1. Understanding MFU: What exactly is it?
MFU (Model Compute Efficiency) is a measure of how much of the hardware’s theoretical maximum computing power is actually used for model training. To illustrate:
Imagine you have a supercomputer that can solve 100 math problems per second (theoretical peak performance), but during model training, it may only use 20 problems (MFU = 20%). The remaining 80% of the time might be spent waiting for data transfer or handling unrelated tasks. Note that MFU is not the same as GPU utilization; it represents the proportion of resources actually dedicated to model computation and is a crucial indicator of overall system efficiency.
2. Microsoft’s MAI-Base-1’s 20%: Not a sign of weakness, but a growth challenge for complex models
MAI-Base-1 is a trillion-parameter MoE model, similar to a team of experts working together, with each expert handling only a subset of data. During its evolution from version v1 to v5, adding new features led to initial declines in MFU, which were later reversed through optimizations:
- Version v2: Used 4096 GPUs; the model became more complex but with lower initial MFU (18%). Optimizations to communication and code improved this to 22%.
- Version v3: Switched to a more efficient routing method (no data loss), but increased synchronization costs; optimization maintained MFU at 22%.
- Version v4: Increased the number of experts from 192 to 512, and the number of routes from 4 to 8; expanded GPUs to 8192, resulting in an MFU drop to 16%. Further optimizations to the kernel/CPU improved efficiency back to 20%.
- Version v5: Increased parameters from 600B to 1T. Initial ZeRO-3 optimizations slowed down communication; switching to ZeRO-2 and disabling unnecessary activation values maintained MFU at 20%.
This 20% represents a balance between enhancing model capabilities and maintaining system efficiency. It’s not a lack of optimization, but rather the high coordination costs inherent in MoE models.

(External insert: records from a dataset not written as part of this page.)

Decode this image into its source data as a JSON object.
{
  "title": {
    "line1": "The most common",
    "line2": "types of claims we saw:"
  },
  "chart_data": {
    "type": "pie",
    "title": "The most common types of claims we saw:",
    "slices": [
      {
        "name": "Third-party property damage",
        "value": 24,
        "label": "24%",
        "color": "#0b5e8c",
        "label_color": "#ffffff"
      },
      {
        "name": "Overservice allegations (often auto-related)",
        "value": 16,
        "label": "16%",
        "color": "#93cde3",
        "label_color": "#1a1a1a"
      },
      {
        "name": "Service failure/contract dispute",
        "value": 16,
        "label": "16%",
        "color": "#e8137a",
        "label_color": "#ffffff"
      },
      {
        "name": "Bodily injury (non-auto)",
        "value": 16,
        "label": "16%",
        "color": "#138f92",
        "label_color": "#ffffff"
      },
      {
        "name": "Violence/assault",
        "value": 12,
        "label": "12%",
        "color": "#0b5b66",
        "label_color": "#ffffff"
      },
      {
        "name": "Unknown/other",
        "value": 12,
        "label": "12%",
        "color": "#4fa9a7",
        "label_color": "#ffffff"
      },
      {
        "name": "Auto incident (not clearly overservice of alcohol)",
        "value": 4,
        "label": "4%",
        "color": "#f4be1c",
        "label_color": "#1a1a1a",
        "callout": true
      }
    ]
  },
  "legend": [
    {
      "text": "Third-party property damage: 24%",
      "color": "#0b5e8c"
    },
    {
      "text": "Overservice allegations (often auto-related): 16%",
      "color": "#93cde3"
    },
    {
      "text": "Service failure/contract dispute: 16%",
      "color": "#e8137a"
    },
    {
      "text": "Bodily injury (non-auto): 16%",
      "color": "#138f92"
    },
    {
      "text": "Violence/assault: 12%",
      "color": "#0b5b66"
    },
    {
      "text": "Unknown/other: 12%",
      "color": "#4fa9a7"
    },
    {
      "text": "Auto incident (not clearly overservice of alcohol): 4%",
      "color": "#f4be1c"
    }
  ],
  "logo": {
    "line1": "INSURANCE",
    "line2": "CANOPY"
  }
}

3. DeepSeek-V3’s higher MFU: Achieved through hardware limitations
DeepSeek-V3 is also an MoE model with an MFU of 39% (causal) or 44% (non-causal). The reasons for this are:
- Hardware constraints: It uses H800 GPUs, which are less powerful than Microsoft’s GB200 GPUs and have limited bandwidth. The Chinese development team had to maximize hardware efficiency by reducing data transfer waste, lowering memory usage, and optimizing the code architecture to make it better fit the hardware.
- Extensive optimizations: They made deep improvements in model architecture, precision (BF16), routing methods, and parallelization strategies, unlike Microsoft’s approach of merely adapting to the hardware.

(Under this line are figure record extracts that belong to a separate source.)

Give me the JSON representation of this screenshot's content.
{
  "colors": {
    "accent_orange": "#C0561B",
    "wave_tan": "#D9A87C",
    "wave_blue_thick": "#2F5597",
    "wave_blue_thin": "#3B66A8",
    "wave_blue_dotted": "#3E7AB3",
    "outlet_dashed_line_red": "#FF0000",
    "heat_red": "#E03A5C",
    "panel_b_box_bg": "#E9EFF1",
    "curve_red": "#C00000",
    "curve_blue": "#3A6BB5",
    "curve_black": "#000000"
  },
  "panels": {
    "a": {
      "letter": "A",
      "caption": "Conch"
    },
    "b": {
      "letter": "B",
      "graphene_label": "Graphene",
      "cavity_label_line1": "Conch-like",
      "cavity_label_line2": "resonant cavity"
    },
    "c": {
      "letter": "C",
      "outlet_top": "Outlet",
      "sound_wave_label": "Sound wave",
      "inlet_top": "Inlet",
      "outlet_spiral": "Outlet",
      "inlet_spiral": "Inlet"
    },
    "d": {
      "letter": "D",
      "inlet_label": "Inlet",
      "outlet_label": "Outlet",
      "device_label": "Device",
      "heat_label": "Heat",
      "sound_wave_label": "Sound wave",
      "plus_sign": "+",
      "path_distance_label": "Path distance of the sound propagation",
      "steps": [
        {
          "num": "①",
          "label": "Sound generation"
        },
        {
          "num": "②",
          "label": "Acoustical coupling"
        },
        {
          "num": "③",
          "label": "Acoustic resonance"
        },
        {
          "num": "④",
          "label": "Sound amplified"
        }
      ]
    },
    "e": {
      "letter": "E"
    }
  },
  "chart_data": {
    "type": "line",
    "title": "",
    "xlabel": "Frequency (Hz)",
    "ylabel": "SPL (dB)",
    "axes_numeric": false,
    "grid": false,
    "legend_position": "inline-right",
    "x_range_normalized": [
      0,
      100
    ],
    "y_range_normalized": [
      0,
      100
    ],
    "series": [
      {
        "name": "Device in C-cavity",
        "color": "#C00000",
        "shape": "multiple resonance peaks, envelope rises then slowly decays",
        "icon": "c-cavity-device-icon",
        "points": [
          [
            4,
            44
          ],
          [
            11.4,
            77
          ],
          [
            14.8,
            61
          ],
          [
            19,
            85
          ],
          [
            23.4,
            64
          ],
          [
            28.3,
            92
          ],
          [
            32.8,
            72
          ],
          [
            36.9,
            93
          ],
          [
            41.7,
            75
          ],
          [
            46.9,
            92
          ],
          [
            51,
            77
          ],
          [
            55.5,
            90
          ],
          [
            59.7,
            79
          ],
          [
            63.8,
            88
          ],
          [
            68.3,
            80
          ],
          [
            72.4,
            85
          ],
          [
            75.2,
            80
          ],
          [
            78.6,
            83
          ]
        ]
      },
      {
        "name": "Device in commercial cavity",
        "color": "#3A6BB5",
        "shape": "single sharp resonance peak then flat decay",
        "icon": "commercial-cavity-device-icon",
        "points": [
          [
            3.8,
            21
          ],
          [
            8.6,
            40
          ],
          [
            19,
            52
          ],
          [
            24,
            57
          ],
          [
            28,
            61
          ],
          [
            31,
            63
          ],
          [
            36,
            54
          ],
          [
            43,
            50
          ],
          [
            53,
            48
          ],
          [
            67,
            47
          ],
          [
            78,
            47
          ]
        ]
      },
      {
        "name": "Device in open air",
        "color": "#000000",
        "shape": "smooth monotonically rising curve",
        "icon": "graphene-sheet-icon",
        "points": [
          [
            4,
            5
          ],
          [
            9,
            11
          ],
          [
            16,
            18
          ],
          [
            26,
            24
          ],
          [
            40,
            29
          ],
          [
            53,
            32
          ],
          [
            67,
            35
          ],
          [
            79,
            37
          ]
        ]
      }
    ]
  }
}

In summary, when hardware is not as powerful, teams rely on meticulous optimization to maximize compute efficiency.
4. Why such a difference in MFU? Analysis of key factors
MFU is influenced by five main factors:
- Model architecture: Dense models (like large matrices) are more efficient, whereas MoE models (with multiple experts) have higher coordination costs, leading to lower MFUs.
- GPU scale: More GPUs increase data transfer complexity and synchronization time, potentially reducing MFU.

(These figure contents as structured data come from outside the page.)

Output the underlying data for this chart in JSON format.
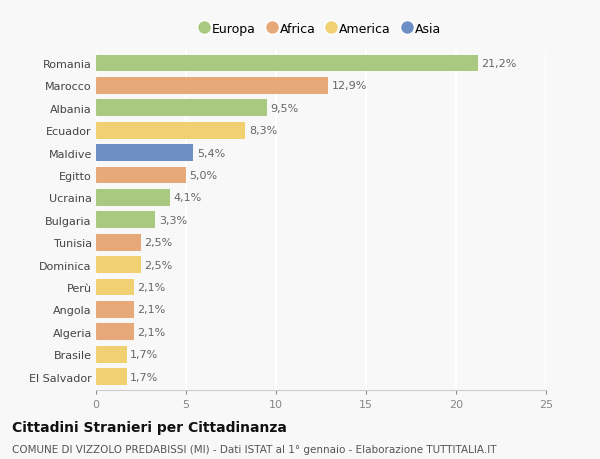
{
  "categories": [
    "Romania",
    "Marocco",
    "Albania",
    "Ecuador",
    "Maldive",
    "Egitto",
    "Ucraina",
    "Bulgaria",
    "Tunisia",
    "Dominica",
    "Perù",
    "Angola",
    "Algeria",
    "Brasile",
    "El Salvador"
  ],
  "values": [
    21.2,
    12.9,
    9.5,
    8.3,
    5.4,
    5.0,
    4.1,
    3.3,
    2.5,
    2.5,
    2.1,
    2.1,
    2.1,
    1.7,
    1.7
  ],
  "labels": [
    "21,2%",
    "12,9%",
    "9,5%",
    "8,3%",
    "5,4%",
    "5,0%",
    "4,1%",
    "3,3%",
    "2,5%",
    "2,5%",
    "2,1%",
    "2,1%",
    "2,1%",
    "1,7%",
    "1,7%"
  ],
  "continents": [
    "Europa",
    "Africa",
    "Europa",
    "America",
    "Asia",
    "Africa",
    "Europa",
    "Europa",
    "Africa",
    "America",
    "America",
    "Africa",
    "Africa",
    "America",
    "America"
  ],
  "colors": {
    "Europa": "#a8c97f",
    "Africa": "#e8a97a",
    "America": "#f0d070",
    "Asia": "#6e8fc4"
  },
  "xlim": [
    0,
    25
  ],
  "xticks": [
    0,
    5,
    10,
    15,
    20,
    25
  ],
  "title": "Cittadini Stranieri per Cittadinanza",
  "subtitle": "COMUNE DI VIZZOLO PREDABISSI (MI) - Dati ISTAT al 1° gennaio - Elaborazione TUTTITALIA.IT",
  "bg_color": "#f8f8f8",
  "grid_color": "#ffffff",
  "bar_height": 0.75,
  "label_fontsize": 8,
  "tick_fontsize": 8,
  "title_fontsize": 10,
  "subtitle_fontsize": 7.5,
  "legend_order": [
    "Europa",
    "Africa",
    "America",
    "Asia"
  ]
}
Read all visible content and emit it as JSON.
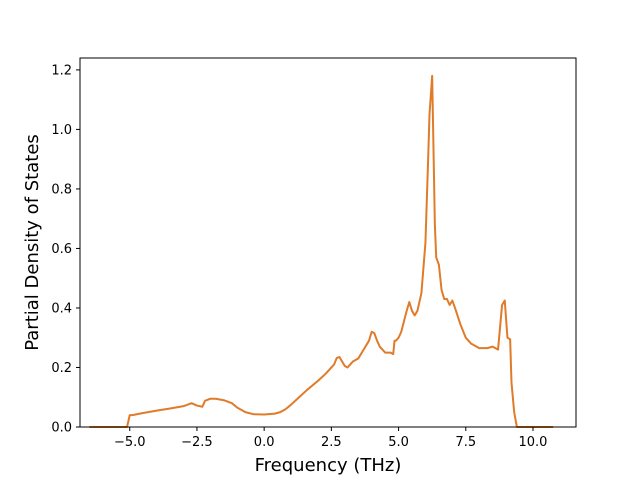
{
  "chart_data": {
    "type": "line",
    "title": "",
    "xlabel": "Frequency (THz)",
    "ylabel": "Partial Density of States",
    "xlim": [
      -6.85,
      11.6
    ],
    "ylim": [
      0.0,
      1.24
    ],
    "xticks": [
      -5.0,
      -2.5,
      0.0,
      2.5,
      5.0,
      7.5,
      10.0
    ],
    "xtick_labels": [
      "−5.0",
      "−2.5",
      "0.0",
      "2.5",
      "5.0",
      "7.5",
      "10.0"
    ],
    "yticks": [
      0.0,
      0.2,
      0.4,
      0.6,
      0.8,
      1.0,
      1.2
    ],
    "ytick_labels": [
      "0.0",
      "0.2",
      "0.4",
      "0.6",
      "0.8",
      "1.0",
      "1.2"
    ],
    "grid": false,
    "legend": "none",
    "series": [
      {
        "color": "#e07b2a",
        "x": [
          -6.5,
          -5.1,
          -5.0,
          -4.9,
          -4.5,
          -4.0,
          -3.5,
          -3.0,
          -2.7,
          -2.5,
          -2.3,
          -2.2,
          -2.0,
          -1.8,
          -1.5,
          -1.2,
          -1.0,
          -0.7,
          -0.4,
          0.0,
          0.4,
          0.6,
          0.8,
          1.0,
          1.3,
          1.6,
          2.0,
          2.3,
          2.5,
          2.6,
          2.7,
          2.8,
          2.9,
          3.0,
          3.1,
          3.3,
          3.5,
          3.7,
          3.9,
          4.0,
          4.1,
          4.2,
          4.3,
          4.5,
          4.7,
          4.8,
          4.85,
          4.9,
          4.95,
          5.0,
          5.1,
          5.3,
          5.4,
          5.5,
          5.6,
          5.7,
          5.85,
          6.0,
          6.1,
          6.15,
          6.25,
          6.35,
          6.4,
          6.5,
          6.6,
          6.7,
          6.75,
          6.8,
          6.9,
          7.0,
          7.1,
          7.3,
          7.5,
          7.7,
          8.0,
          8.3,
          8.5,
          8.7,
          8.85,
          8.95,
          9.05,
          9.15,
          9.2,
          9.3,
          9.4,
          10.75
        ],
        "y": [
          0.0,
          0.0,
          0.04,
          0.04,
          0.047,
          0.055,
          0.062,
          0.07,
          0.08,
          0.072,
          0.068,
          0.088,
          0.095,
          0.095,
          0.09,
          0.08,
          0.065,
          0.05,
          0.043,
          0.042,
          0.045,
          0.05,
          0.06,
          0.075,
          0.1,
          0.125,
          0.155,
          0.18,
          0.2,
          0.21,
          0.232,
          0.235,
          0.22,
          0.205,
          0.2,
          0.22,
          0.23,
          0.26,
          0.29,
          0.32,
          0.315,
          0.29,
          0.27,
          0.25,
          0.25,
          0.245,
          0.29,
          0.29,
          0.295,
          0.3,
          0.32,
          0.39,
          0.42,
          0.39,
          0.375,
          0.39,
          0.45,
          0.62,
          0.9,
          1.05,
          1.18,
          0.68,
          0.57,
          0.545,
          0.46,
          0.43,
          0.43,
          0.43,
          0.41,
          0.425,
          0.4,
          0.345,
          0.3,
          0.28,
          0.265,
          0.265,
          0.27,
          0.26,
          0.41,
          0.425,
          0.3,
          0.295,
          0.15,
          0.05,
          0.0,
          0.0
        ]
      }
    ]
  }
}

- Parallelization strategies: The way data and models are divided affects transfer speed (faster within the same rack, slower across racks).
- Precision formats: Different precision levels (FP8/BF16) impact performance and memory usage, making direct comparisons difficult.
- Software tools: Using optimization frameworks like FlashAttention/Triton improves efficiency by automating processes.
5. Industry implications: The competition among models is about compute efficiency
Training large models is extremely costly (e.g., training GPT-3 can cost millions of dollars). Teams that can improve MFU can train better models with less resources and faster. For example, DeepSeek’s optimizations allow it to compete with Microsoft despite using less advanced hardware.
In conclusion: The competition among large models has shifted from focusing on the number of parameters to the effectiveness of how compute power is utilized.